According to the question, ∠ cab = 30, ∠ CBE = 60. ∴∠ACB=30 .

∴∠cab=∠acb=30,∴ab=cb= 100m。

In RT△CEB, ∠ CEB = 90, ∠ CBE = 60. ∴ ce = CB× sin60 =100× √ 3/2 = 50 √ 3 (m)

∫CC '//AB .∴C'F=CE=50√3m≈86.6m (the distance between parallel lines is equal everywhere).

The height of the balloon is 86.6 meters.

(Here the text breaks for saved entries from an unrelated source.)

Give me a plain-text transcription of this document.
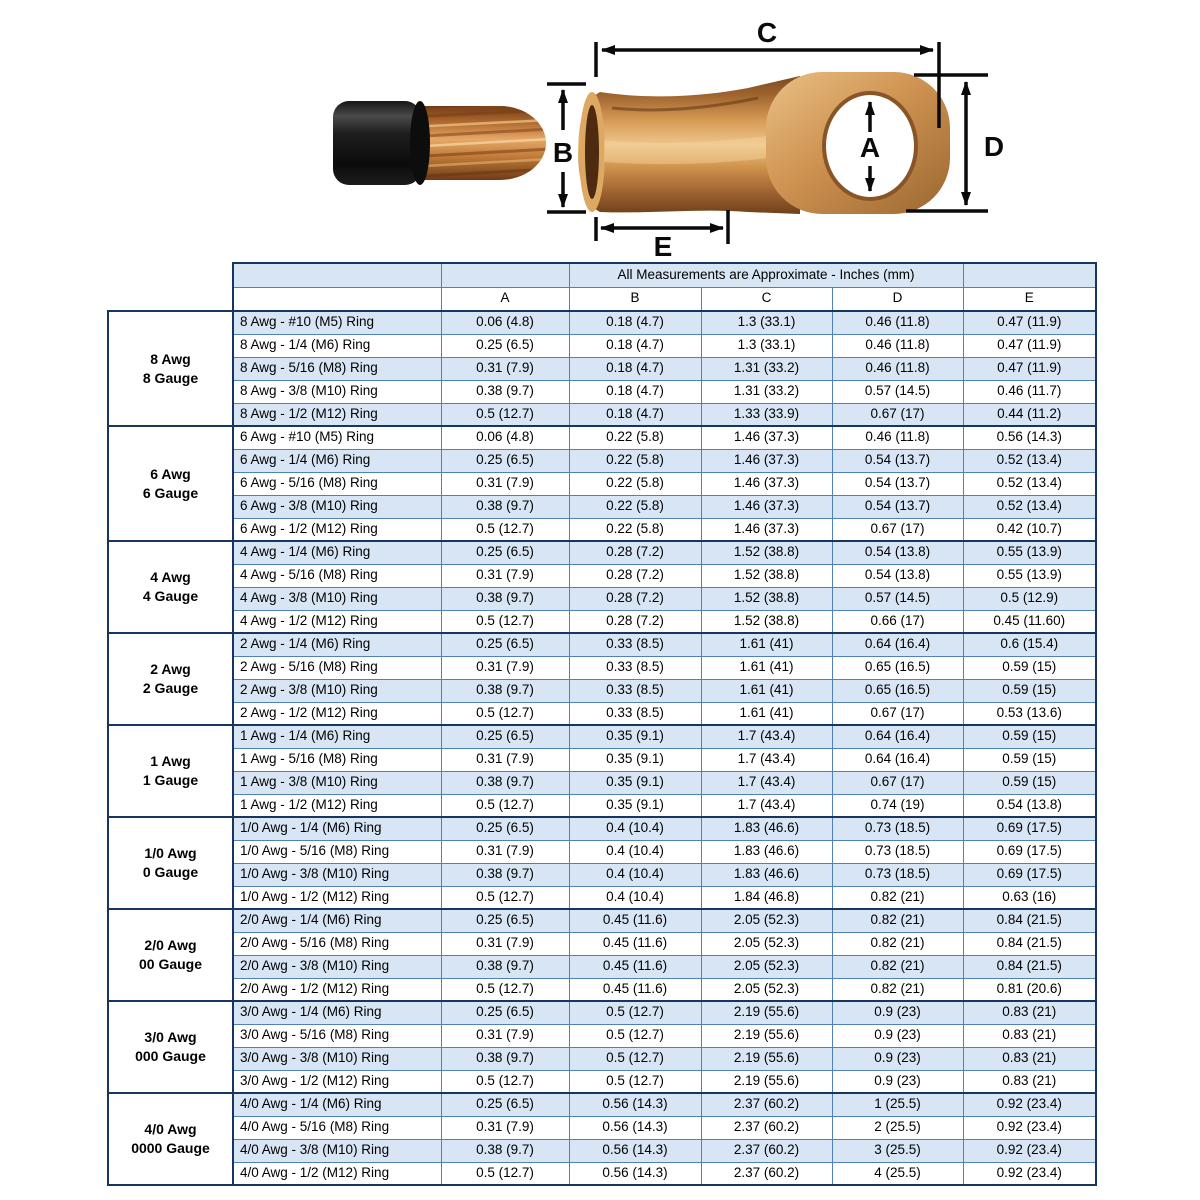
C
B	A	D
E
			All Measurements are Approximate - Inches (mm)			
		A	B	C	D	E

8 Awg
8 Gauge	8 Awg - #10 (M5) Ring	0.06 (4.8)	0.18 (4.7)	1.3 (33.1)	0.46 (11.8)	0.47 (11.9)
	8 Awg - 1/4 (M6) Ring	0.25 (6.5)	0.18 (4.7)	1.3 (33.1)	0.46 (11.8)	0.47 (11.9)
	8 Awg - 5/16 (M8) Ring	0.31 (7.9)	0.18 (4.7)	1.31 (33.2)	0.46 (11.8)	0.47 (11.9)
	8 Awg - 3/8 (M10) Ring	0.38 (9.7)	0.18 (4.7)	1.31 (33.2)	0.57 (14.5)	0.46 (11.7)
	8 Awg - 1/2 (M12) Ring	0.5 (12.7)	0.18 (4.7)	1.33 (33.9)	0.67 (17)	0.44 (11.2)

6 Awg
6 Gauge	6 Awg - #10 (M5) Ring	0.06 (4.8)	0.22 (5.8)	1.46 (37.3)	0.46 (11.8)	0.56 (14.3)
	6 Awg - 1/4 (M6) Ring	0.25 (6.5)	0.22 (5.8)	1.46 (37.3)	0.54 (13.7)	0.52 (13.4)
	6 Awg - 5/16 (M8) Ring	0.31 (7.9)	0.22 (5.8)	1.46 (37.3)	0.54 (13.7)	0.52 (13.4)
	6 Awg - 3/8 (M10) Ring	0.38 (9.7)	0.22 (5.8)	1.46 (37.3)	0.54 (13.7)	0.52 (13.4)
	6 Awg - 1/2 (M12) Ring	0.5 (12.7)	0.22 (5.8)	1.46 (37.3)	0.67 (17)	0.42 (10.7)

4 Awg
4 Gauge	4 Awg - 1/4 (M6) Ring	0.25 (6.5)	0.28 (7.2)	1.52 (38.8)	0.54 (13.8)	0.55 (13.9)
	4 Awg - 5/16 (M8) Ring	0.31 (7.9)	0.28 (7.2)	1.52 (38.8)	0.54 (13.8)	0.55 (13.9)
	4 Awg - 3/8 (M10) Ring	0.38 (9.7)	0.28 (7.2)	1.52 (38.8)	0.57 (14.5)	0.5 (12.9)
	4 Awg - 1/2 (M12) Ring	0.5 (12.7)	0.28 (7.2)	1.52 (38.8)	0.66 (17)	0.45 (11.60)

2 Awg
2 Gauge	2 Awg - 1/4 (M6) Ring	0.25 (6.5)	0.33 (8.5)	1.61 (41)	0.64 (16.4)	0.6 (15.4)
	2 Awg - 5/16 (M8) Ring	0.31 (7.9)	0.33 (8.5)	1.61 (41)	0.65 (16.5)	0.59 (15)
	2 Awg - 3/8 (M10) Ring	0.38 (9.7)	0.33 (8.5)	1.61 (41)	0.65 (16.5)	0.59 (15)
	2 Awg - 1/2 (M12) Ring	0.5 (12.7)	0.33 (8.5)	1.61 (41)	0.67 (17)	0.53 (13.6)

1 Awg
1 Gauge	1 Awg - 1/4 (M6) Ring	0.25 (6.5)	0.35 (9.1)	1.7 (43.4)	0.64 (16.4)	0.59 (15)
	1 Awg - 5/16 (M8) Ring	0.31 (7.9)	0.35 (9.1)	1.7 (43.4)	0.64 (16.4)	0.59 (15)
	1 Awg - 3/8 (M10) Ring	0.38 (9.7)	0.35 (9.1)	1.7 (43.4)	0.67 (17)	0.59 (15)
	1 Awg - 1/2 (M12) Ring	0.5 (12.7)	0.35 (9.1)	1.7 (43.4)	0.74 (19)	0.54 (13.8)

1/0 Awg
0 Gauge	1/0 Awg - 1/4 (M6) Ring	0.25 (6.5)	0.4 (10.4)	1.83 (46.6)	0.73 (18.5)	0.69 (17.5)
	1/0 Awg - 5/16 (M8) Ring	0.31 (7.9)	0.4 (10.4)	1.83 (46.6)	0.73 (18.5)	0.69 (17.5)
	1/0 Awg - 3/8 (M10) Ring	0.38 (9.7)	0.4 (10.4)	1.83 (46.6)	0.73 (18.5)	0.69 (17.5)
	1/0 Awg - 1/2 (M12) Ring	0.5 (12.7)	0.4 (10.4)	1.84 (46.8)	0.82 (21)	0.63 (16)

2/0 Awg
00 Gauge	2/0 Awg - 1/4 (M6) Ring	0.25 (6.5)	0.45 (11.6)	2.05 (52.3)	0.82 (21)	0.84 (21.5)
	2/0 Awg - 5/16 (M8) Ring	0.31 (7.9)	0.45 (11.6)	2.05 (52.3)	0.82 (21)	0.84 (21.5)
	2/0 Awg - 3/8 (M10) Ring	0.38 (9.7)	0.45 (11.6)	2.05 (52.3)	0.82 (21)	0.84 (21.5)
	2/0 Awg - 1/2 (M12) Ring	0.5 (12.7)	0.45 (11.6)	2.05 (52.3)	0.82 (21)	0.81 (20.6)

3/0 Awg
000 Gauge	3/0 Awg - 1/4 (M6) Ring	0.25 (6.5)	0.5 (12.7)	2.19 (55.6)	0.9 (23)	0.83 (21)
	3/0 Awg - 5/16 (M8) Ring	0.31 (7.9)	0.5 (12.7)	2.19 (55.6)	0.9 (23)	0.83 (21)
	3/0 Awg - 3/8 (M10) Ring	0.38 (9.7)	0.5 (12.7)	2.19 (55.6)	0.9 (23)	0.83 (21)
	3/0 Awg - 1/2 (M12) Ring	0.5 (12.7)	0.5 (12.7)	2.19 (55.6)	0.9 (23)	0.83 (21)

4/0 Awg
0000 Gauge	4/0 Awg - 1/4 (M6) Ring	0.25 (6.5)	0.56 (14.3)	2.37 (60.2)	1 (25.5)	0.92 (23.4)
	4/0 Awg - 5/16 (M8) Ring	0.31 (7.9)	0.56 (14.3)	2.37 (60.2)	2 (25.5)	0.92 (23.4)
	4/0 Awg - 3/8 (M10) Ring	0.38 (9.7)	0.56 (14.3)	2.37 (60.2)	3 (25.5)	0.92 (23.4)
	4/0 Awg - 1/2 (M12) Ring	0.5 (12.7)	0.56 (14.3)	2.37 (60.2)	4 (25.5)	0.92 (23.4)
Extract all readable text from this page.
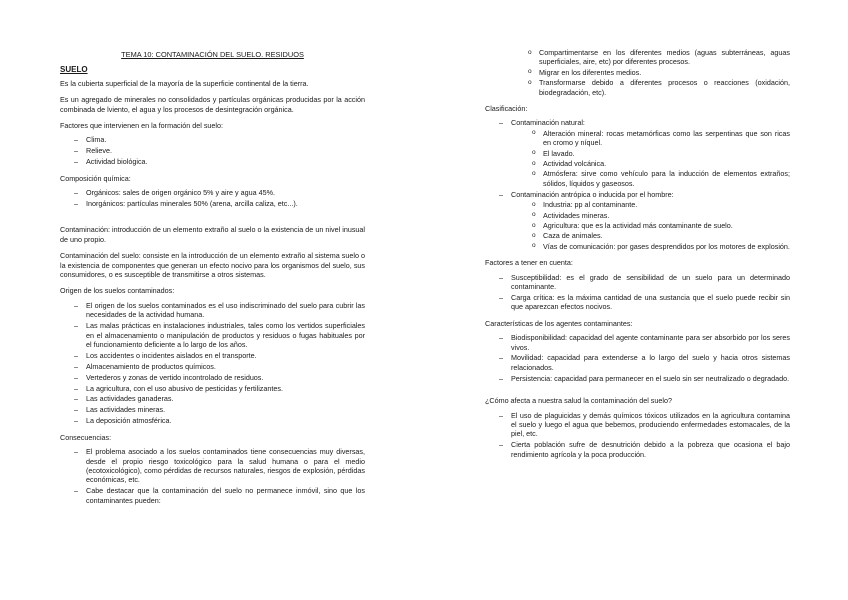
TEMA 10: CONTAMINACIÓN DEL SUELO. RESIDUOS
SUELO

Es la cubierta superficial de la mayoría de la superficie continental de la tierra.

Es un agregado de minerales no consolidados y partículas orgánicas producidas por la acción combinada de lviento, el agua y los procesos de desintegración orgánica.

Factores que intervienen en la formación del suelo:
– Clima.
– Relieve.
– Actividad biológica.
Composición química:
– Orgánicos: sales de origen orgánico 5% y aire y agua 45%.
– Inorgánicos: partículas minerales 50% (arena, arcilla caliza, etc...).

Contaminación: introducción de un elemento extraño al suelo o la existencia de un nivel inusual de uno propio.

Contaminación del suelo: consiste en la introducción de un elemento extraño al sistema suelo o la existencia de componentes que generan un efecto nocivo para los organismos del suelo, sus consumidores, o es susceptible de transmitirse a otros sistemas.

Origen de los suelos contaminados:
– El origen de los suelos contaminados es el uso indiscriminado del suelo para cubrir las necesidades de la actividad humana.
– Las malas prácticas en instalaciones industriales, tales como los vertidos superficiales en el almacenamiento o manipulación de productos y residuos o fugas habituales por el funcionamiento deficiente a lo largo de los años.
– Los accidentes o incidentes aislados en el transporte.
– Almacenamiento de productos químicos.
– Vertederos y zonas de vertido incontrolado de residuos.
– La agricultura, con el uso abusivo de pesticidas y fertilizantes.
– Las actividades ganaderas.
– Las actividades mineras.
– La deposición atmosférica.
Consecuencias:
– El problema asociado a los suelos contaminados tiene consecuencias muy diversas, desde el propio riesgo toxicológico para la salud humana o para el medio (ecotoxicológico), como pérdidas de recursos naturales, riesgos de explosión, pérdidas económicas, etc.
– Cabe destacar que la contaminación del suelo no permanece inmóvil, sino que los contaminantes pueden:
o Compartimentarse en los diferentes medios (aguas subterráneas, aguas superficiales, aire, etc) por diferentes procesos.
o Migrar en los diferentes medios.
o Transformarse debido a diferentes procesos o reacciones (oxidación, biodegradación, etc).
Clasificación:
– Contaminación natural:
o Alteración mineral: rocas metamórficas como las serpentinas que son ricas en cromo y níquel.
o El lavado.
o Actividad volcánica.
o Atmósfera: sirve como vehículo para la inducción de elementos extraños; sólidos, líquidos y gaseosos.
– Contaminación antrópica o inducida por el hombre:
o Industria: pp al contaminante.
o Actividades mineras.
o Agricultura: que es la actividad más contaminante de suelo.
o Caza de animales.
o Vías de comunicación: por gases desprendidos por los motores de explosión.
Factores a tener en cuenta:
– Susceptibilidad: es el grado de sensibilidad de un suelo para un determinado contaminante.
– Carga crítica: es la máxima cantidad de una sustancia que el suelo puede recibir sin que aparezcan efectos nocivos.
Características de los agentes contaminantes:
– Biodisponibilidad: capacidad del agente contaminante para ser absorbido por los seres vivos.
– Movilidad: capacidad para extenderse a lo largo del suelo y hacia otros sistemas relacionados.
– Persistencia: capacidad para permanecer en el suelo sin ser neutralizado o degradado.
¿Cómo afecta a nuestra salud la contaminación del suelo?
– El uso de plaguicidas y demás químicos tóxicos utilizados en la agricultura contamina el suelo y luego el agua que bebemos, produciendo enfermedades estomacales, de la piel, etc.
– Cierta población sufre de desnutrición debido a la pobreza que ocasiona el bajo rendimiento agrícola y la poca producción.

(2) Solution: We can get ∠ c 'af = 45 and ∠ c 'fa = 90. ∴∠AC'F=45 .

∴∠C'AF=∠AC'F=45 ,∴AF=C'F=50√3m。

∠∠CEB = 90，∠CBE=60 .∴∠BCE=30 .

In RT△CEB, ∠ CEB = 90, ∠ BCE = 30. ∴BE=CB/2=50m。

∴fe=ae-af=ab+be-af= 100+50-50√3=( 150-50√3)(m)

∠∠AFC ' =∠BEC = 90 .∴CC'=FE=( 150-50√3)(m)

∴ Balloon speed v = (150-50 √ 3) ÷10 = (15-5 √ 3) ÷ 6.34 (m/s).